Em Niterói (RJ), o estaleiro UTC demitiu até o começo de fevereiro 650 dos 800 funcionários. Os cortes teriam sido reflexo, segundo o sindicato de metalúrgicos local, da conclusão de dois módulos da plataforma P56, entregues no começo do mês. Os 150 empregos remanescentes, segundo Edson Rocha, dirigente da entidade, estariam em risco caso a empresa, que também figura na lista de grupos bloqueados de novas licitações da Petrobras, não consiga fechar novos contratos até março.

A UTC declarou apenas que "à medida que os trabalhos referentes à encomenda de quatro cascos são entregues e os contratos são encerrados, também o contrato de mão de obra chega ao fim".

O grupo Keppel Singmarine Brasil, dona do estaleiro Brasfels, em Angra dos Reis (RJ), colocou todos os 700 funcionários de seu estaleiro em Itajaí (SC) que não presta serviços diretamente para a Petrobras em férias coletivas até o fim do mês.
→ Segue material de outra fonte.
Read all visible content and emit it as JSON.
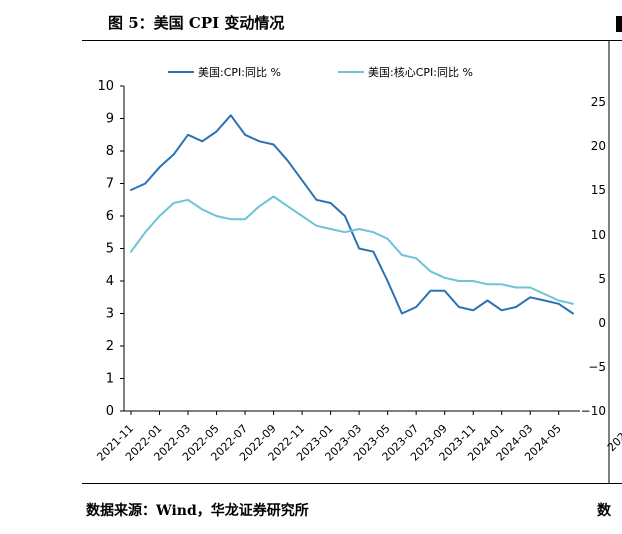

Procurada, a empresa disse que não se manifestaria sobre o assunto. Para Oscar João da Cunha, presidente do sindicato de metalúrgicos local, a empresa de Cingapura estaria esperando os desdobramentos do escândalo na estatal para decidir o que vai fazer com os investimentos no Brasil.

Em Pernambuco, o estaleiro Atlântico Sul registra cerca de 300 demissões desde o início do ano e conta com pouco mais de 4 mil funcionários. A situação é pior na cadeia de fornecedores do setor metalúrgico. Em 2014, as indústrias de equipamentos ligadas ao setor naval fecharam 1.995 vagas, 36% do total de funcionários.

No Estado, a situação mais difícil, segundo Alexandre Valença, do Sindicato das Indústrias Metalúrgicas, Mecânicas e de Material Elétrico, é a das pequenas e médias empresas que forneciam para as chamadas "epcistas" companhias que prestam serviços de engenharia, suprimentos e construção para o consórcio do estaleiro.

Procurada, a Petrobras não respondeu às questões enviadas pela reportagem sobre o prazo de vigência da lista de empresas bloqueadas, sobre a possibilidade de flexibilização da política de conteúdo nacional e sobre os riscos de perda de empregos e investimentos no setor naval.